De l’œuvre de Bejar, on peut affirmer qu’elle est d’une constance à toute épreuve. Ainsi, ce Trouble In Dreams se situe dans la droite lignée de ses prédécesseurs. Ni plus, ni moins. D’emblée, on reconnaît le goût du Canadien pour les constructions tordues et alambiquées faisant place à des mélodies à tiroirs. À l’image de textes qui, eux aussi, relèvent d’une certaine forme de poésie débraillée. Jonglant entre acoustique et électrique, les compositions de Destroyer ne seraient rien cependant sans la voix nonchalante et maniérée de Dan Bejar. De fait, le timbre de voix du natif de Vancouver apporte au projet une réelle touche personnelle et permet, par exemple, de le reconnaître entre mille. Si “Shooting Rockets (from the Desk of The Night’s Ape)” fait figure de pièce maîtresse de Trouble In Dreams, il n’en demeure pas moins que la plupart des titres valent le détour par l’emballement qu’ils proposent dans leur dernière ligne droite respective.

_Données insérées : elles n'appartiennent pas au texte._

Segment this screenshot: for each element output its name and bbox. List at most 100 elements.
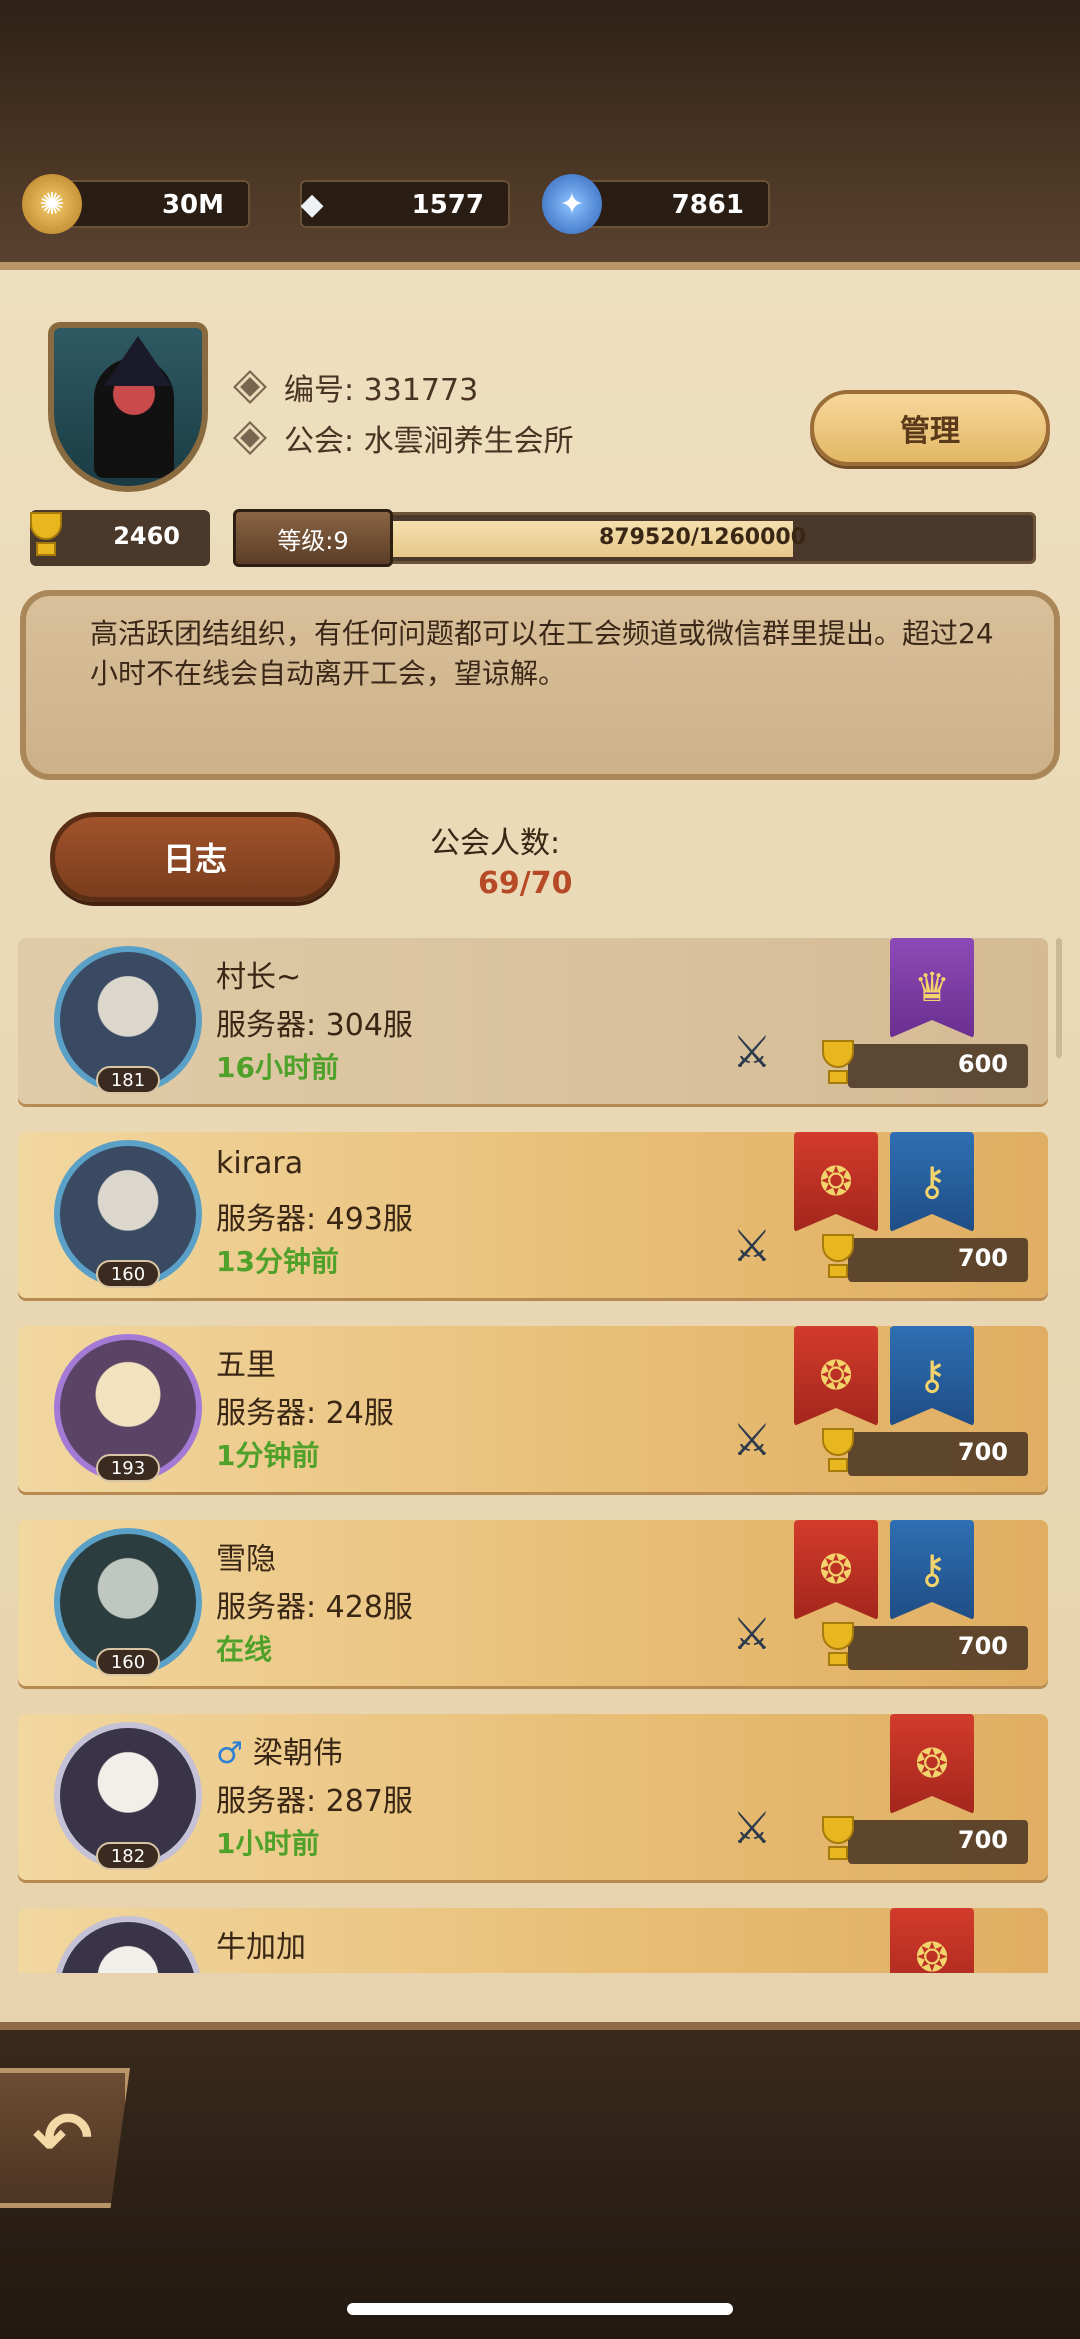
diamond-value: 1577 [411,190,484,220]
bullet-diamond-icon [233,421,267,455]
member-last-online: 16小时前 [216,1051,339,1084]
bullet-diamond-icon [233,370,267,404]
gold-resource[interactable]: ✺ 30M [22,174,250,234]
member-card[interactable]: 牛加加 ❂ [18,1908,1048,1973]
member-server: 服务器: 287服 [216,1784,413,1819]
member-level: 181 [96,1066,160,1094]
member-trophies: 700 [848,1432,1028,1476]
member-last-online: 1分钟前 [216,1439,320,1472]
guild-id: 编号: 331773 [284,373,479,408]
gold-value: 30M [161,190,224,220]
member-avatar[interactable]: 181 [54,946,202,1094]
members-label: 公会人数: [430,826,561,861]
level-exp-text: 879520/1260000 [599,525,807,550]
member-name-row: 村长~ [216,952,301,996]
member-name: kirara [216,1146,304,1181]
trophy-icon [818,1234,858,1282]
member-card[interactable]: 160 雪隐服务器: 428服 在线 ❂ ⚷ ⚔ 700 [18,1520,1048,1686]
member-trophies: 700 [848,1626,1028,1670]
scrollbar[interactable] [1056,938,1062,1058]
diamond-icon: ◆ [300,186,324,222]
potion-value: 7861 [671,190,744,220]
member-trophies: 700 [848,1820,1028,1864]
crown-banner-icon: ♛ [890,938,974,1038]
top-resource-bar: ✺ 30M ◆ 1577 ✦ 7861 [0,0,1080,265]
guild-id-line: 编号: 331773 [233,365,479,409]
helmet-banner-icon: ❂ [890,1714,974,1814]
member-name-row: kirara [216,1146,303,1181]
male-icon: ♂ [216,1736,243,1771]
member-avatar[interactable] [54,1916,202,1973]
member-server: 服务器: 24服 [216,1396,394,1431]
crossed-swords-icon[interactable]: ⚔ [724,1606,780,1662]
diamond-resource[interactable]: ◆ 1577 [300,180,510,228]
trophy-icon [818,1816,858,1864]
member-level: 160 [96,1648,160,1676]
guild-notice: 高活跃团结组织，有任何问题都可以在工会频道或微信群里提出。超过24小时不在线会自… [20,590,1060,780]
trophy-icon [818,1622,858,1670]
guild-trophy-count: 2460 [113,522,180,550]
member-name-row: 五里 [216,1340,276,1384]
member-server: 服务器: 428服 [216,1590,413,1625]
member-avatar[interactable]: 160 [54,1528,202,1676]
guild-trophies: 2460 [30,510,210,566]
member-trophies: 700 [848,1238,1028,1282]
member-avatar[interactable]: 160 [54,1140,202,1288]
member-name-row: ♂ 梁朝伟 [216,1728,343,1772]
member-name-row: 雪隐 [216,1534,276,1578]
member-level: 193 [96,1454,160,1482]
member-level: 160 [96,1260,160,1288]
member-name: 村长~ [216,960,302,995]
member-level: 182 [96,1842,160,1870]
member-server: 服务器: 304服 [216,1008,413,1043]
home-indicator [347,2303,733,2315]
member-last-online: 13分钟前 [216,1245,339,1278]
member-name: 梁朝伟 [252,1736,343,1771]
member-card[interactable]: 193 五里服务器: 24服 1分钟前 ❂ ⚷ ⚔ 700 [18,1326,1048,1492]
log-button[interactable]: 日志 [50,812,340,902]
member-server: 服务器: 493服 [216,1202,413,1237]
member-trophy-count: 700 [957,1632,1008,1660]
member-avatar[interactable]: 193 [54,1334,202,1482]
member-card[interactable]: 181 村长~ 服务器: 304服 16小时前 ♛ ⚔ 600 [18,938,1048,1104]
member-last-online: 1小时前 [216,1827,320,1860]
crossed-swords-icon[interactable]: ⚔ [724,1412,780,1468]
member-trophy-count: 700 [957,1244,1008,1272]
key-banner-icon: ⚷ [890,1520,974,1620]
level-tag: 等级:9 [233,509,393,567]
member-last-online: 在线 [216,1633,273,1666]
member-list[interactable]: 181 村长~ 服务器: 304服 16小时前 ♛ ⚔ 600 160 kirara 服务器: 4… [0,938,1080,1973]
manage-button[interactable]: 管理 [810,390,1050,466]
back-arrow-icon: ↶ [32,2096,93,2180]
member-trophy-count: 700 [957,1826,1008,1854]
crossed-swords-icon[interactable]: ⚔ [724,1024,780,1080]
trophy-icon [818,1428,858,1476]
back-button[interactable]: ↶ [0,2068,130,2208]
member-trophy-count: 600 [957,1050,1008,1078]
guild-name-line: 公会: 水雲涧养生会所 [233,416,574,460]
member-card[interactable]: 182 ♂ 梁朝伟服务器: 287服 1小时前 ❂ ⚔ 700 [18,1714,1048,1880]
helmet-banner-icon: ❂ [794,1326,878,1426]
guild-emblem[interactable] [48,322,208,492]
member-name-row: 牛加加 [216,1922,306,1966]
key-banner-icon: ⚷ [890,1326,974,1426]
gold-coin-icon: ✺ [22,174,82,234]
member-trophy-count: 700 [957,1438,1008,1466]
trophy-icon [818,1040,858,1088]
bottom-bar [0,2030,1080,2339]
helmet-banner-icon: ❂ [890,1908,974,1973]
potion-resource[interactable]: ✦ 7861 [542,174,770,234]
member-card[interactable]: 160 kirara 服务器: 493服 13分钟前 ❂ ⚷ ⚔ 700 [18,1132,1048,1298]
member-name: 牛加加 [216,1930,306,1965]
trophy-icon [26,512,66,560]
member-avatar[interactable]: 182 [54,1722,202,1870]
member-trophies: 600 [848,1044,1028,1088]
guild-level-bar: 等级:9 879520/1260000 [233,509,1036,567]
helmet-banner-icon: ❂ [794,1132,878,1232]
member-name: 五里 [216,1348,276,1383]
crossed-swords-icon[interactable]: ⚔ [724,1800,780,1856]
crossed-swords-icon[interactable]: ⚔ [724,1218,780,1274]
key-banner-icon: ⚷ [890,1132,974,1232]
helmet-banner-icon: ❂ [794,1520,878,1620]
potion-icon: ✦ [542,174,602,234]
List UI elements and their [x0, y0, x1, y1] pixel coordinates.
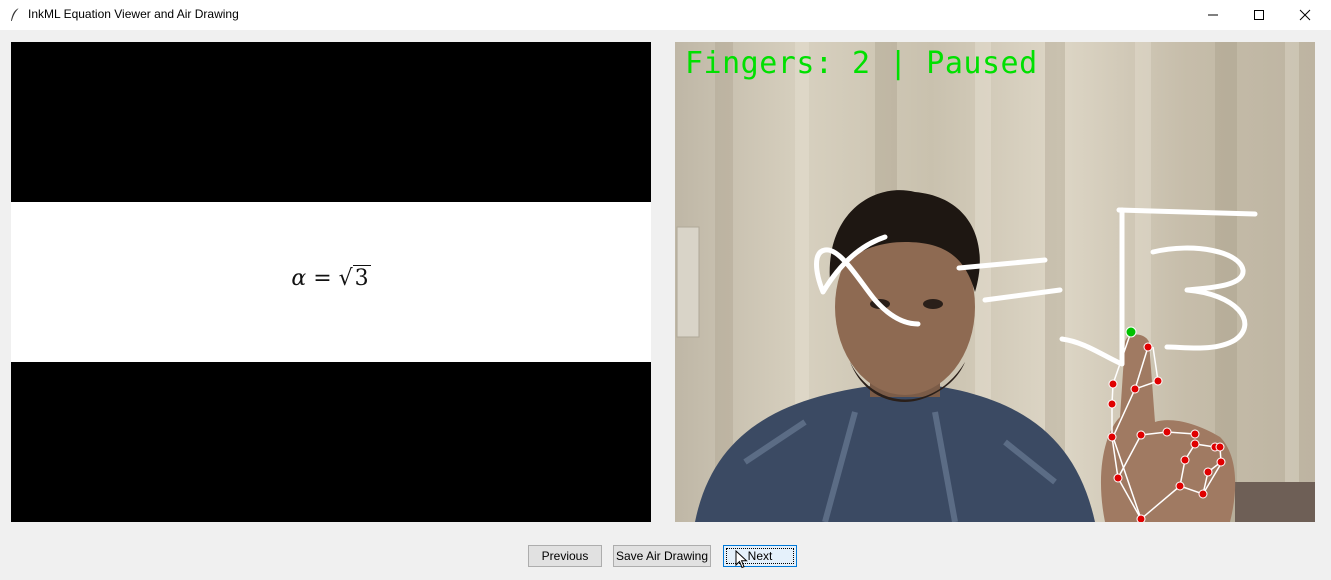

À l’instar de l’artiste américain Chad VanGaalen, dont le dernier Soft Airplane n’a guère fait parler de lui, Destroyer reste un groupe en marge de l’actualité. Malgré l’indéniable talent qui l’habite, rien ni personne ne semble en mesure de donner à cette formation l’éclairage qu’elle mérite. Alors, on se résoudra, tant bien que mal, à la garder pour nous et à espérer que pour son prochain essai elle trouve enfin le chemin vers la lumière. À moins que ce ne soit un éternel recommencement…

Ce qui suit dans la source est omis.